The main advantage is that if your software is already multi-user aware, you don't need to change it.
I should have made the Fast User Switching check before writing what is below, because this seems to be the simplest solution. Here are other ideas, anyway.
Another solution is what you mention of having a single Windows user but several "virtual users" that your application manages. A smart card is a good way to implement a pseudo-login. In C++, the API allows detecting the removal or insertion of a card, so the application could detect this and read the card after insertion to know who's currently in front of the computer. .NET can easily call this API through P/Invoke; I don't know much of Java, except that JNI could be a solution to call the native API if there is no managed library that publishes this capability.
What should be done is researching the different types of card and how to talk to them, as your app should use a card that does not require a PIN to be accessed (or you are back to the slow login system, except if tying a 4-digit number is not considered too slow).
I've seen restaurants where waiters insert a key into the cash register in order to be identified. I googled "cash registers" but could only find a complete solution package, rather than the components like a key reader.
An almost idiotic question is: how much security do you need ? Does it make sense to have big buttons on the first screen of the app, where people click in order to tell the system who they are ? When they are done, they click on a "Finish" button and the app goes back to the "identify" screen. I've put this at the end because it is so simplistic that it has a low probability of being useful.
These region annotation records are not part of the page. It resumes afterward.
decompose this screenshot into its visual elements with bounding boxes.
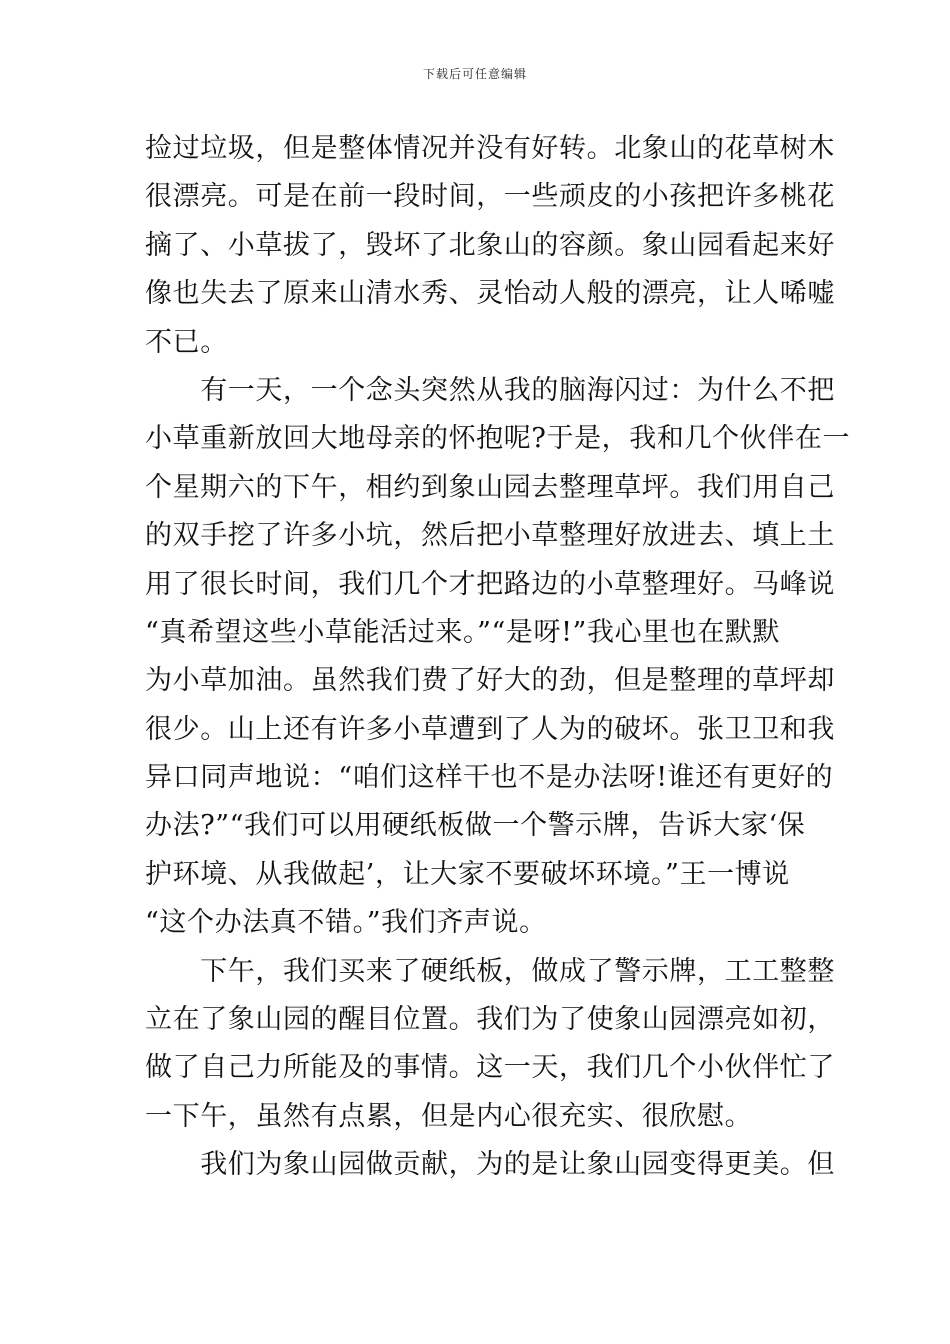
text-line: 摘了、小草拔了，毁坏了北象山的容颜。象山园看起来好 (145, 229, 835, 261)
text-line: 小草重新放回大地母亲的怀抱呢?于是，我和几个伙伴在一 (145, 423, 851, 455)
text-line: 像也失去了原来山清水秀、灵怡动人般的漂亮，让人唏嘘 (145, 278, 835, 310)
text-line: 不已。 (145, 326, 228, 358)
article-body (145, 125, 851, 1190)
text-line: 很漂亮。可是在前一段时间，一些顽皮的小孩把许多桃花 (145, 181, 835, 213)
text-line: 的双手挖了许多小坑，然后把小草整理好放进去、填上土 (145, 520, 835, 552)
text-line: 用了很长时间，我们几个才把路边的小草整理好。马峰说 (145, 568, 835, 600)
page-header-note: 下载后可任意编辑 (422, 67, 527, 81)
text-line: 捡过垃圾，但是整体情况并没有好转。北象山的花草树木 (145, 133, 835, 164)
text-line: 办法?”“我们可以用硬纸板做一个警示牌，告诉大家‘保 (145, 810, 806, 842)
text-line: 一下午，虽然有点累，但是内心很充实、很欣慰。 (145, 1100, 753, 1132)
text-line: 为小草加油。虽然我们费了好大的劲，但是整理的草坪却 (145, 665, 835, 697)
text-line: 做了自己力所能及的事情。这一天，我们几个小伙伴忙了 (145, 1052, 835, 1084)
text-line: “真希望这些小草能活过来。”“是呀!”我心里也在默默 (145, 616, 781, 648)
text-line: 我们为象山园做贡献，为的是让象山园变得更美。但 (145, 1149, 835, 1181)
text-line: 立在了象山园的醒目位置。我们为了使象山园漂亮如初， (145, 1004, 835, 1036)
text-line: 个星期六的下午，相约到象山园去整理草坪。我们用自己 (145, 471, 835, 503)
text-line: “这个办法真不错。”我们齐声说。 (145, 907, 547, 939)
text-line: 异口同声地说：“咱们这样干也不是办法呀!谁还有更好的 (145, 762, 834, 794)
text-line: 下午，我们买来了硬纸板，做成了警示牌，工工整整 (145, 955, 835, 987)
text-line: 很少。山上还有许多小草遭到了人为的破坏。张卫卫和我 (145, 713, 835, 745)
text-line: 有一天，一个念头突然从我的脑海闪过：为什么不把 (145, 374, 835, 406)
text-line: 护环境、从我做起’，让大家不要破坏环境。”王一博说 (145, 858, 790, 890)
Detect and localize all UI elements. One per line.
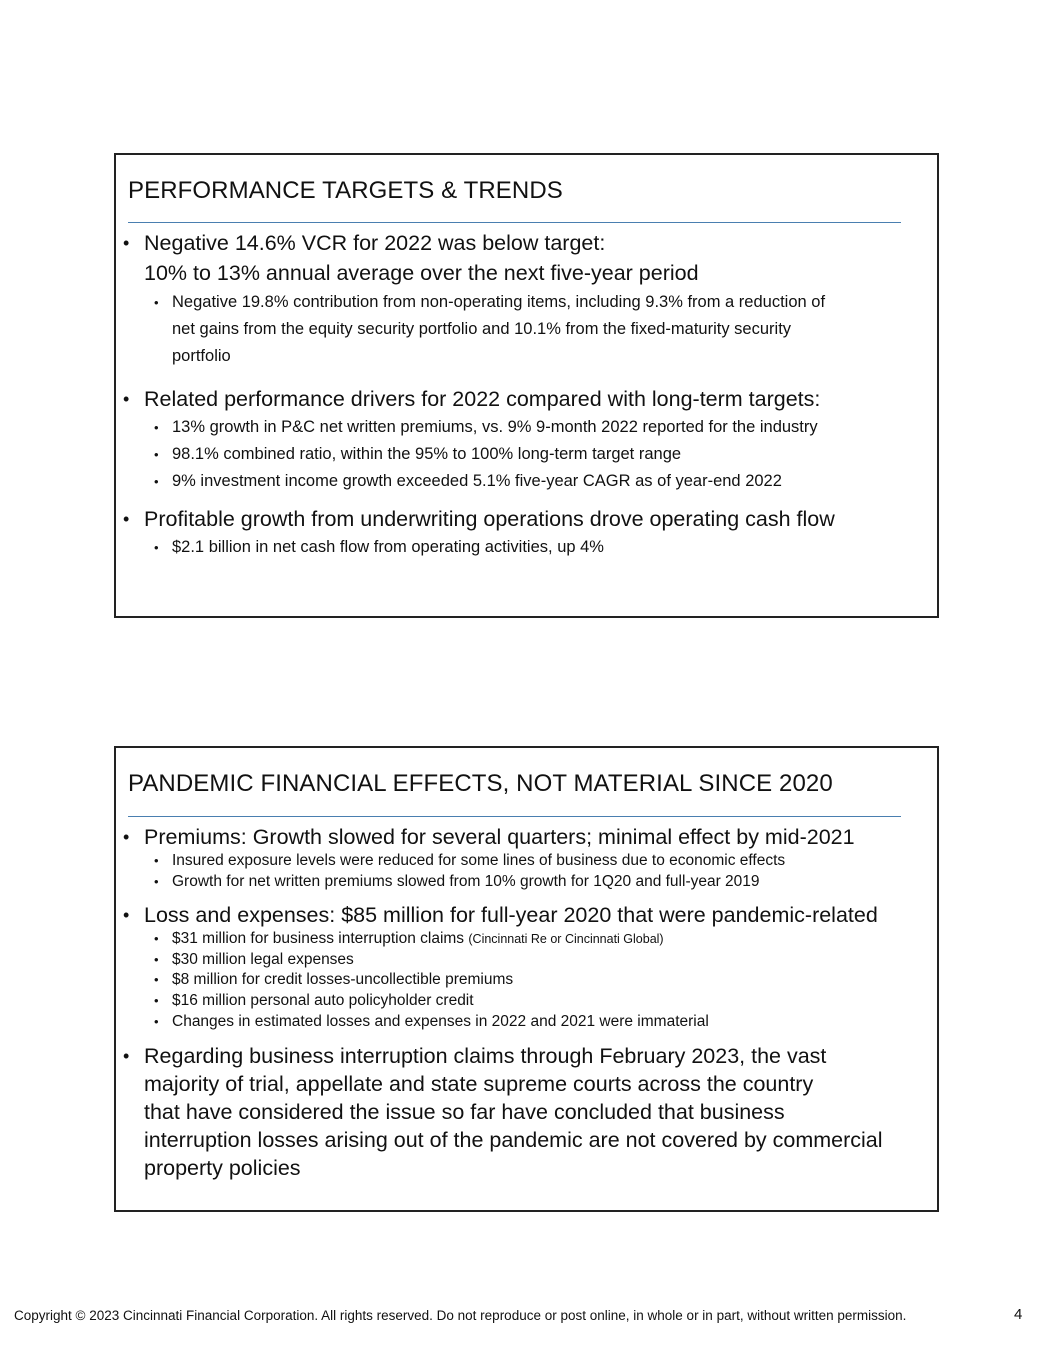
bullet-text: that have considered the issue so far have concluded that business <box>144 1100 785 1125</box>
slide-title: PANDEMIC FINANCIAL EFFECTS, NOT MATERIAL SINCE 2020 <box>128 770 833 797</box>
sub-bullet-bi-claims <box>116 929 937 950</box>
sub-bullet-premium-growth: • 13% growth in P&C net written premiums, vs. 9% 9-month 2022 reported for the industry <box>116 414 937 441</box>
sub-bullet-exposure: • Insured exposure levels were reduced for some lines of business due to economic effects <box>116 851 937 872</box>
sub-bullet-non-operating <box>116 289 937 370</box>
sub-bullet-text: net gains from the equity security portfolio and 10.1% from the fixed-maturity security <box>172 320 792 338</box>
sub-bullet-legal-expenses: • $30 million legal expenses <box>116 950 937 971</box>
sub-bullet-note: (Cincinnati Re or Cincinnati Global) <box>468 932 664 947</box>
sub-bullet-investment-income: • 9% investment income growth exceeded 5.1% five-year CAGR as of year-end 2022 <box>116 468 937 495</box>
sub-bullet-text: $31 million for business interruption claims <box>172 930 465 948</box>
bullet-profitable-growth: • Profitable growth from underwriting operations drove operating cash flow <box>116 504 937 534</box>
slide-content <box>116 228 937 561</box>
bullet-vcr <box>116 228 937 288</box>
sub-bullet-cash-flow: • $2.1 billion in net cash flow from operating activities, up 4% <box>116 534 937 561</box>
sub-bullet-credit-losses: • $8 million for credit losses-uncollectible premiums <box>116 970 937 991</box>
sub-bullet-growth-slowed: • Growth for net written premiums slowed from 10% growth for 1Q20 and full-year 2019 <box>116 872 937 893</box>
pandemic-effects-slide <box>114 746 939 1212</box>
bullet-premiums: • Premiums: Growth slowed for several quarters; minimal effect by mid-2021 <box>116 824 937 851</box>
bullet-text: 10% to 13% annual average over the next five-year period <box>144 261 699 285</box>
sub-bullet-auto-credit: • $16 million personal auto policyholder credit <box>116 991 937 1012</box>
bullet-text: interruption losses arising out of the pandemic are not covered by commercial <box>144 1128 883 1153</box>
title-divider <box>128 222 901 223</box>
bullet-loss-expenses: • Loss and expenses: $85 million for full-year 2020 that were pandemic-related <box>116 902 937 929</box>
copyright-footer: Copyright © 2023 Cincinnati Financial Corporation. All rights reserved. Do not reproduce or post online, in whole or in part, without written permission. <box>14 1308 907 1323</box>
slide-title: PERFORMANCE TARGETS & TRENDS <box>128 177 563 204</box>
slide-content <box>116 824 937 1182</box>
bullet-bi-claims-courts <box>116 1042 937 1182</box>
sub-bullet-text: portfolio <box>172 347 231 365</box>
bullet-text: • Regarding business interruption claims through February 2023, the vast <box>144 1044 827 1069</box>
bullet-text: majority of trial, appellate and state supreme courts across the country <box>144 1072 814 1097</box>
sub-bullet-combined-ratio: • 98.1% combined ratio, within the 95% to 100% long-term target range <box>116 441 937 468</box>
bullet-performance-drivers: • Related performance drivers for 2022 compared with long-term targets: <box>116 384 937 414</box>
sub-bullet-changes-immaterial: • Changes in estimated losses and expenses in 2022 and 2021 were immaterial <box>116 1012 937 1033</box>
title-divider <box>128 816 901 817</box>
bullet-text: property policies <box>144 1156 301 1181</box>
performance-targets-slide <box>114 153 939 618</box>
page-number: 4 <box>1014 1306 1023 1323</box>
sub-bullet-text: • Negative 19.8% contribution from non-operating items, including 9.3% from a reduction of <box>172 293 826 311</box>
bullet-text: • Negative 14.6% VCR for 2022 was below target: <box>144 231 606 255</box>
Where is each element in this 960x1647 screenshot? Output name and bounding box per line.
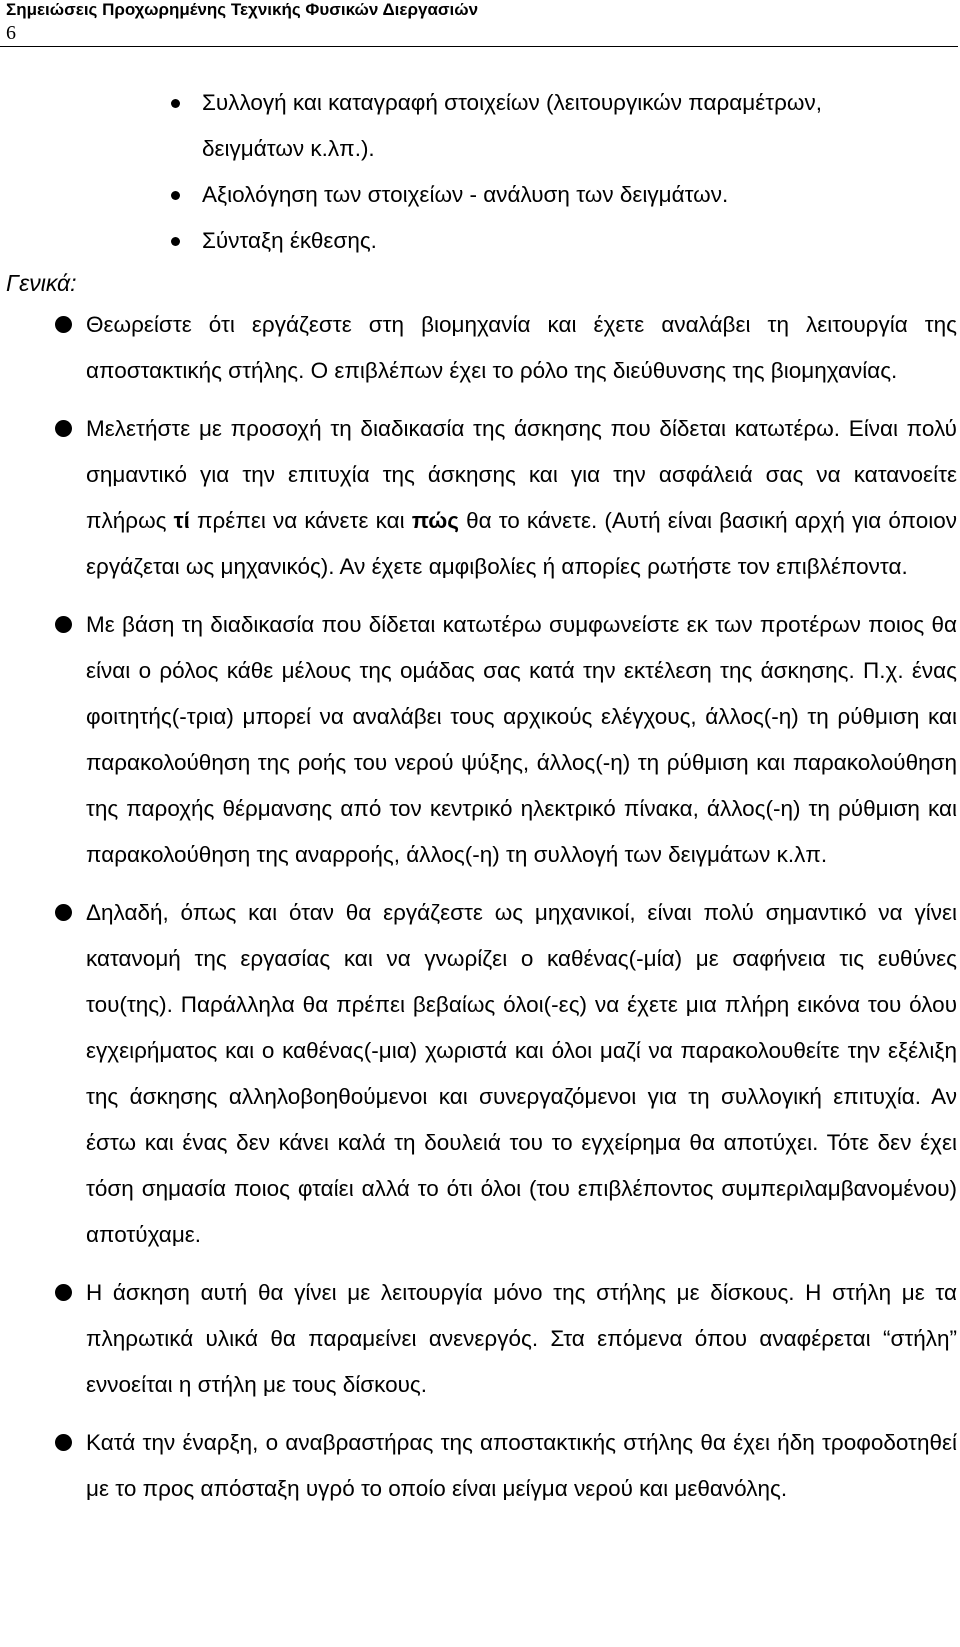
section-heading-general: Γενικά: (6, 270, 77, 296)
bullet-icon (55, 1434, 72, 1451)
bullet-icon (55, 316, 72, 333)
list-item (0, 80, 960, 172)
list-item-text: Η άσκηση αυτή θα γίνει με λειτουργία μόνο της στήλης με δίσκους. Η στήλη με τα πληρωτικά υλικά θα παραμείνει ανενεργός. Στα επόμενα όπου αναφέρεται “στήλη” εννοείται η στήλη με τους δίσκους. (86, 1280, 957, 1397)
bullet-icon (55, 616, 72, 633)
general-notes-list (0, 302, 960, 1524)
bullet-icon (55, 904, 72, 921)
procedure-steps-list (0, 80, 960, 264)
list-item (0, 1420, 957, 1512)
list-item (0, 602, 957, 878)
page-number: 6 (6, 22, 16, 44)
list-item-text: Αξιολόγηση των στοιχείων - ανάλυση των δειγμάτων. (202, 182, 729, 207)
list-item (0, 406, 957, 590)
list-item-text: Με βάση τη διαδικασία που δίδεται κατωτέρω συμφωνείστε εκ των προτέρων ποιος θα είναι ο ρόλος κάθε μέλους της ομάδας σας κατά την εκτέλεση της άσκησης. Π.χ. ένας φοιτητής(-τρια) μπορεί να αναλάβει τους αρχικούς ελέγχους, άλλος(-η) τη ρύθμιση και παρακολούθηση της ροής του νερού ψύξης, άλλος(-η) τη ρύθμιση και παρακολούθηση της παροχής θέρμανσης από τον κεντρικό ηλεκτρικό πίνακα, άλλος(-η) τη ρύθμιση και παρακολούθηση της αναρροής, άλλος(-η) τη συλλογή των δειγμάτων κ.λπ. (86, 612, 957, 867)
list-item-text: Κατά την έναρξη, ο αναβραστήρας της αποστακτικής στήλης θα έχει ήδη τροφοδοτηθεί με το προς απόσταξη υγρό το οποίο είναι μείγμα νερού και μεθανόλης. (86, 1430, 957, 1501)
bullet-icon (171, 191, 180, 200)
list-item (0, 890, 957, 1258)
list-item (0, 1270, 957, 1408)
page-header (0, 0, 958, 47)
emphasis-how: πώς (411, 508, 459, 533)
bullet-icon (55, 420, 72, 437)
bullet-icon (55, 1284, 72, 1301)
list-item-text: Θεωρείστε ότι εργάζεστε στη βιομηχανία και έχετε αναλάβει τη λειτουργία της αποστακτικής στήλης. Ο επιβλέπων έχει το ρόλο της διεύθυνσης της βιομηχανίας. (86, 312, 957, 383)
emphasis-what: τί (173, 508, 190, 533)
bullet-icon (171, 99, 180, 108)
list-item-text: Συλλογή και καταγραφή στοιχείων (λειτουργικών παραμέτρων, δειγμάτων κ.λπ.). (202, 90, 823, 161)
list-item (0, 218, 960, 264)
list-item-text: Δηλαδή, όπως και όταν θα εργάζεστε ως μηχανικοί, είναι πολύ σημαντικό να γίνει κατανομή της εργασίας και να γνωρίζει ο καθένας(-μία) με σαφήνεια τις ευθύνες του(της). Παράλληλα θα πρέπει βεβαίως όλοι(-ες) να έχετε μια πλήρη εικόνα του όλου εγχειρήματος και ο καθένας(-μια) χωριστά και όλοι μαζί να παρακολουθείτε την εξέλιξη της άσκησης αλληλοβοηθούμενοι και συνεργαζόμενοι για τη συλλογική επιτυχία. Αν έστω και ένας δεν κάνει καλά τη δουλειά του το εγχείρημα θα αποτύχει. Τότε δεν έχει τόση σημασία ποιος φταίει αλλά το ότι όλοι (του επιβλέποντος συμπεριλαμβανομένου) αποτύχαμε. (86, 900, 957, 1247)
list-item-text: Σύνταξη έκθεσης. (202, 228, 377, 253)
list-item (0, 302, 957, 394)
list-item (0, 172, 960, 218)
list-item-text: Μελετήστε με προσοχή τη διαδικασία της άσκησης που δίδεται κατωτέρω. Είναι πολύ σημαντικό για την επιτυχία της άσκησης και για την ασφάλειά σας να κατανοείτε πλήρως τί πρέπει να κάνετε και πώς θα το κάνετε. (Αυτή είναι βασική αρχή για όποιον εργάζεται ως μηχανικός). Αν έχετε αμφιβολίες ή απορίες ρωτήστε τον επιβλέποντα. (86, 416, 958, 579)
document-title: Σημειώσεις Προχωρημένης Τεχνικής Φυσικών Διεργασιών (6, 0, 479, 19)
bullet-icon (171, 237, 180, 246)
I'm not familiar with a broad range of smart card provider solutions, but I know Gemalto has a .Net friendly setup. Most others are geared to Java, but support is widening.
With regards to switching user sessions and your application, it depends on how "heavy" your application is. If your app requires quite a bit of start-up time / resources then you might consider creating the basic application as a service on the machine which can run in the background continuously and then you can load a light-weight UI to interact with the service with each user session (maybe launch via Startup menu).
There is a C# project on CodeProject which provides a framework for interacting with smart card services in windows - might be interesting reading.
I had a chance to work with the Open Source Computer Vision library (OpenCV)
in one of my past projects and its "Face-Recognition" is what you're after. It is written using native code, but can be easily used with Java, .NET, Android, iOS. All you need is a webcam and a button "Switch User" with the onClickListener that will take a picture and compare it with the images of your employees. Advantage? Once the picture's taken, it gets processed in less than 10ms. And as Timores mentioned earlier, once the face is recognised, you simply switch the session. Simple yet effective solution. Good luck!
maybe you want to think about using barcode scanner... probably you already have this device on POS ... my software for bars and restaurants use barcode scanner to recognize users. You have 2 options for using: first, user must log in with own barcode card, then he can use the application ... the second is better, everyone can use application, but to print the receipt user must use barcode card. After then he is responsible for that amount on this receipt.